Ancor prima che la UE esistesse, era in vigore un trattato di libera circolazione, che significava confine aperto e libertà di movimento, un beneficio molto sentito dagli irlandesi costretti a vivere in una terra natia divisa, una libertà che era stata ridotta solo ai tempi dei Troubles, la guerra terroristica fra IRA e Gran Bretagna.
I Brexiters sostengono che l’esistenza di questo accordo previgente alla UE di fatto è una rassicurazione per gli irlandesi (molti lavorano in NI o vi hanno parenti, e in ogni caso c’è molto commercio cross border). Peccato che ignorino che all’epoca l’Irlanda non garantiva la libera circolazione di persone e merci. Benché l’Irlanda non faccia parte dell’area Schengen, tuttavia ai cittadini europei è concessa amplissima libertà di movimento e di residenza e lavoro nel territorio, e un confine aperto con la UK favorirebbe la tanto detestata immigrazione europea (non solo di persone ma anche di merci), questa volta pure illegale.
Sembra ovvio che una forma di controlli di confine verrà riattivata, specie se la UK non vorrà scendere a patti sulla libertà di movimento dei cittadini EU.
Il caso di Gibilterra è ancor più delicato anche se poco se ne parla.
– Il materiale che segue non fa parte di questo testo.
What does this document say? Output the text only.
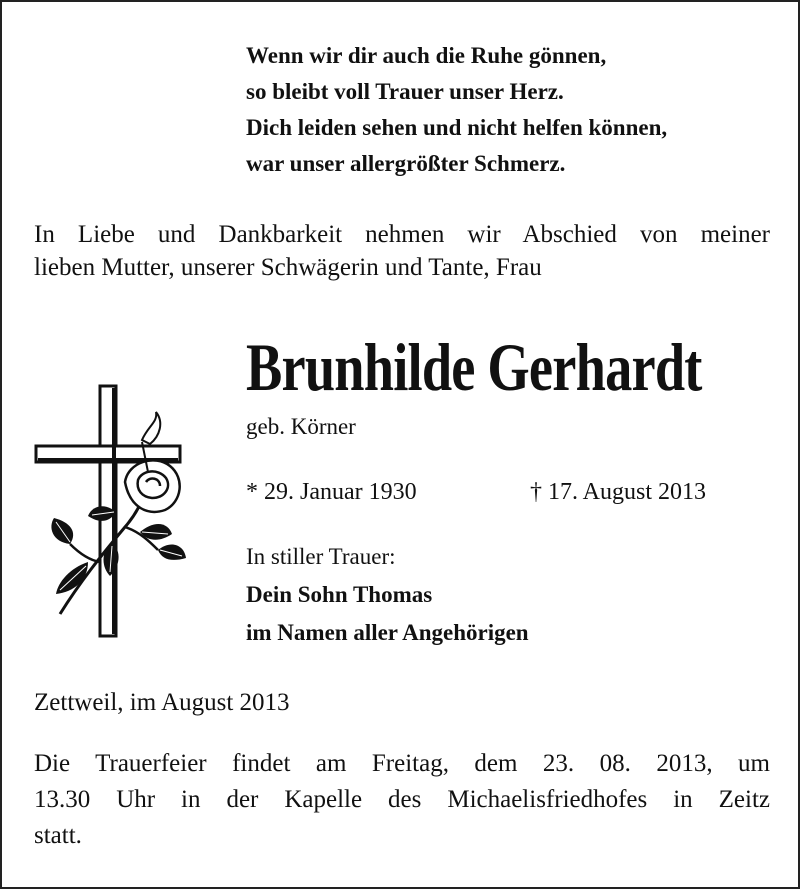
Wenn wir dir auch die Ruhe gönnen,
so bleibt voll Trauer unser Herz.
Dich leiden sehen und nicht helfen können,
war unser allergrößter Schmerz.
In Liebe und Dankbarkeit nehmen wir Abschied von meiner
lieben Mutter, unserer Schwägerin und Tante, Frau
Brunhilde Gerhardt
geb. Körner
* 29. Januar 1930	† 17. August 2013
In stiller Trauer:
Dein Sohn Thomas
im Namen aller Angehörigen
Zettweil, im August 2013
Die Trauerfeier findet am Freitag, dem 23. 08. 2013, um
13.30 Uhr in der Kapelle des Michaelisfriedhofes in Zeitz
statt.
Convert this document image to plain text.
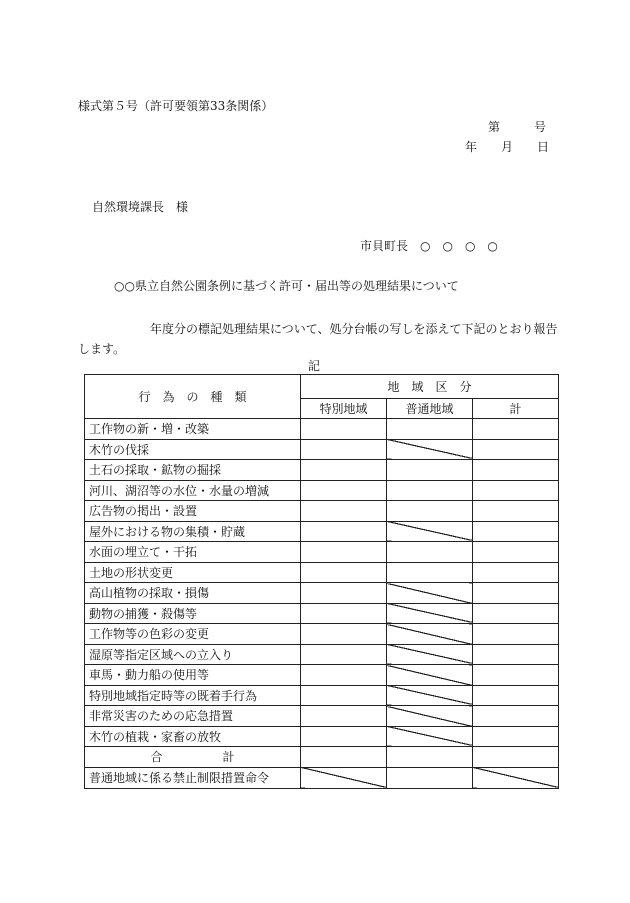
様式第５号（許可要領第33条関係）
第	号
年 月 日
自然環境課長　様
市貝町長　○　○　○　○
○○県立自然公園条例に基づく許可・届出等の処理結果について
年度分の標記処理結果について、処分台帳の写しを添えて下記のとおり報告します。
記
行　為　の　種　類	地　域　区　分		
	特別地域	普通地域	計
工作物の新・増・改築			
木竹の伐採			
土石の採取・鉱物の掘採			
河川、湖沼等の水位・水量の増減			
広告物の掲出・設置			
屋外における物の集積・貯蔵			
水面の埋立て・干拓			
土地の形状変更			
高山植物の採取・損傷			
動物の捕獲・殺傷等			
工作物等の色彩の変更			
湿原等指定区域への立入り			
車馬・動力船の使用等			
特別地域指定時等の既着手行為			
非常災害のための応急措置			
木竹の植栽・家畜の放牧			
合 計			
普通地域に係る禁止制限措置命令			
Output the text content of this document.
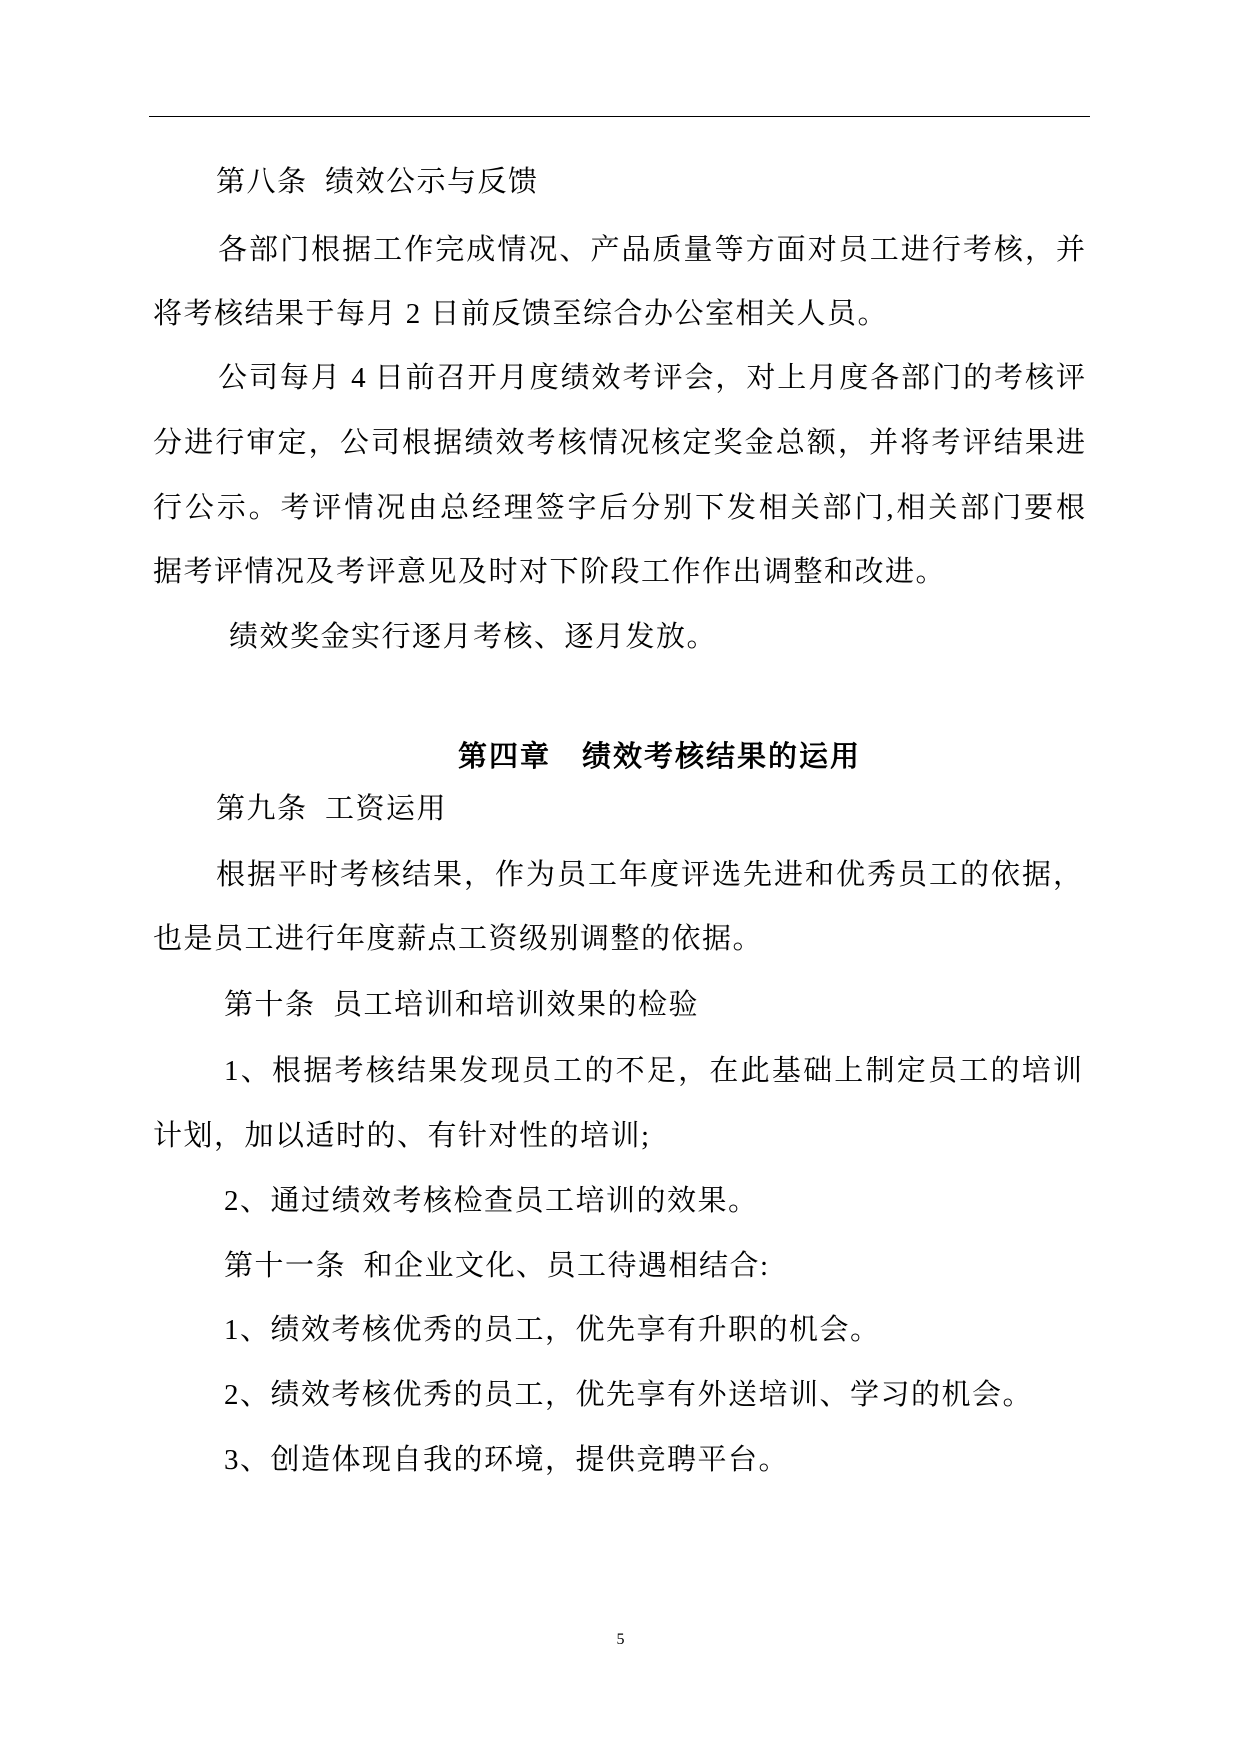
第八条  绩效公示与反馈
各部门根据工作完成情况、产品质量等方面对员工进行考核，并
将考核结果于每月 2 日前反馈至综合办公室相关人员。
公司每月 4 日前召开月度绩效考评会，对上月度各部门的考核评
分进行审定，公司根据绩效考核情况核定奖金总额，并将考评结果进
行公示。考评情况由总经理签字后分别下发相关部门,相关部门要根
据考评情况及考评意见及时对下阶段工作作出调整和改进。
绩效奖金实行逐月考核、逐月发放。
第四章　绩效考核结果的运用
第九条  工资运用
根据平时考核结果，作为员工年度评选先进和优秀员工的依据，
也是员工进行年度薪点工资级别调整的依据。
第十条  员工培训和培训效果的检验
1、根据考核结果发现员工的不足，在此基础上制定员工的培训
计划，加以适时的、有针对性的培训;
2、通过绩效考核检查员工培训的效果。
第十一条  和企业文化、员工待遇相结合:
1、绩效考核优秀的员工，优先享有升职的机会。
2、绩效考核优秀的员工，优先享有外送培训、学习的机会。
3、创造体现自我的环境，提供竞聘平台。
5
L’immagine sotto dice tutto.
Stesso destino di promessa da marinaio sembra che dovrà subirlo la garanzia sullo status dei cittadini UE residenti in Inghilterra pubblicato dal Governo all’indomani del referendum. Molti esperti legali , scrive The Guardian, sostengono che l’attuale incertezza sugli obiettivi del Governo e i tempi per approntare l’iter, rendono scarsamente probabile che i diritti rimarranno tali in futuro.
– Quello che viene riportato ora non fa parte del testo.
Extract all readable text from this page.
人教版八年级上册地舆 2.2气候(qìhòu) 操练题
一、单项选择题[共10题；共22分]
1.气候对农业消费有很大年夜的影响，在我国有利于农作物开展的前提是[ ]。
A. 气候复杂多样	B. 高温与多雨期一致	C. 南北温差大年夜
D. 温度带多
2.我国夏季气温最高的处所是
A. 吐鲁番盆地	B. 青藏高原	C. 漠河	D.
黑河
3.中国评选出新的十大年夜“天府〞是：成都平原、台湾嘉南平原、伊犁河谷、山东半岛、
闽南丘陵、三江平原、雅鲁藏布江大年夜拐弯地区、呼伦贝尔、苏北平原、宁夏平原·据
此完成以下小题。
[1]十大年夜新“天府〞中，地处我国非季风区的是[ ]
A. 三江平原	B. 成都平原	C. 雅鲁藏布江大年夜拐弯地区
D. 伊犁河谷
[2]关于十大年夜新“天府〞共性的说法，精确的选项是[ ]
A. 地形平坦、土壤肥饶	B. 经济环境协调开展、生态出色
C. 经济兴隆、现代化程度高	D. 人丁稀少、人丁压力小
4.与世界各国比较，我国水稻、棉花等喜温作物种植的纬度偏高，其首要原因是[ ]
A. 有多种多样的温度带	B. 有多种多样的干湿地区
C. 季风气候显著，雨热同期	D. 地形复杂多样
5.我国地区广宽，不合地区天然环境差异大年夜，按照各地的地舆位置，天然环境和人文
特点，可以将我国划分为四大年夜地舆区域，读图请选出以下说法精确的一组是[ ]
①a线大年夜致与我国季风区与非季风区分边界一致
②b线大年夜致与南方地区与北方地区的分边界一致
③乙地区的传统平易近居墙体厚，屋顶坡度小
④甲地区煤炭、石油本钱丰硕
La mia opinione in merito è se possibile anche peggiore: i cittadini UE residenti nella UK verranno usati come merce di scambio (bargaining chips) per ottenere qualcosa da Bruxelles, con l’ovvia conseguenza che per ritorsione lo stesso accadrà agli inglesi sul territorio europeo.
Quando si inizia una guerra, anche telefonica, bisogna sapere chi e cosa si sta combattendo. Gli inglesi finora hanno dato l’impressione di ignorarlo e nella dichiarazione bellica rischia di entrare tutto e tutti.
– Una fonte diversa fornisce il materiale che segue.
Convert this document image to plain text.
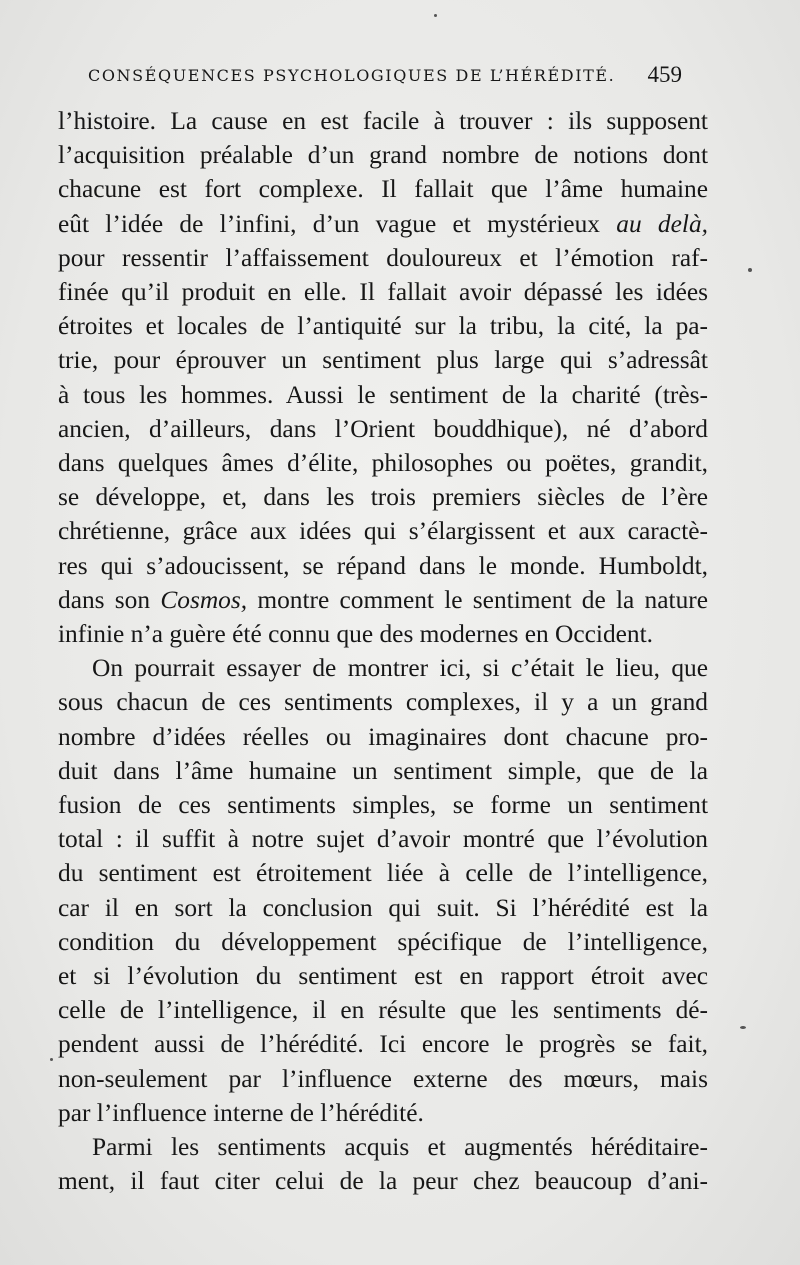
CONSÉQUENCES PSYCHOLOGIQUES DE L’HÉRÉDITÉ. 459
l’histoire. La cause en est facile à trouver : ils supposent
l’acquisition préalable d’un grand nombre de notions dont
chacune est fort complexe. Il fallait que l’âme humaine
eût l’idée de l’infini, d’un vague et mystérieux au delà,
pour ressentir l’affaissement douloureux et l’émotion raf-
finée qu’il produit en elle. Il fallait avoir dépassé les idées
étroites et locales de l’antiquité sur la tribu, la cité, la pa-
trie, pour éprouver un sentiment plus large qui s’adressât
à tous les hommes. Aussi le sentiment de la charité (très-
ancien, d’ailleurs, dans l’Orient bouddhique), né d’abord
dans quelques âmes d’élite, philosophes ou poëtes, grandit,
se développe, et, dans les trois premiers siècles de l’ère
chrétienne, grâce aux idées qui s’élargissent et aux caractè-
res qui s’adoucissent, se répand dans le monde. Humboldt,
dans son Cosmos, montre comment le sentiment de la nature
infinie n’a guère été connu que des modernes en Occident.
On pourrait essayer de montrer ici, si c’était le lieu, que
sous chacun de ces sentiments complexes, il y a un grand
nombre d’idées réelles ou imaginaires dont chacune pro-
duit dans l’âme humaine un sentiment simple, que de la
fusion de ces sentiments simples, se forme un sentiment
total : il suffit à notre sujet d’avoir montré que l’évolution
du sentiment est étroitement liée à celle de l’intelligence,
car il en sort la conclusion qui suit. Si l’hérédité est la
condition du développement spécifique de l’intelligence,
et si l’évolution du sentiment est en rapport étroit avec
celle de l’intelligence, il en résulte que les sentiments dé-
pendent aussi de l’hérédité. Ici encore le progrès se fait,
non-seulement par l’influence externe des mœurs, mais
par l’influence interne de l’hérédité.
Parmi les sentiments acquis et augmentés héréditaire-
ment, il faut citer celui de la peur chez beaucoup d’ani-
Lo status delle persone è e temo sarà un fertile terreno di scontro e di compromessi.
Quel che è peggio, Allen Green, avvocato inglese, ha portato dal suo ultimo viaggio a Bruxelles l’impressione che anche i burocrati europei abbiano le idee vaghe e confuse[sociallocker].[/sociallocker]
Deve essere per questo che metà delle statue di recente installazione di fronte al Parlamento Europeo raffigurano struzzi con la testa infilata nella sabbia…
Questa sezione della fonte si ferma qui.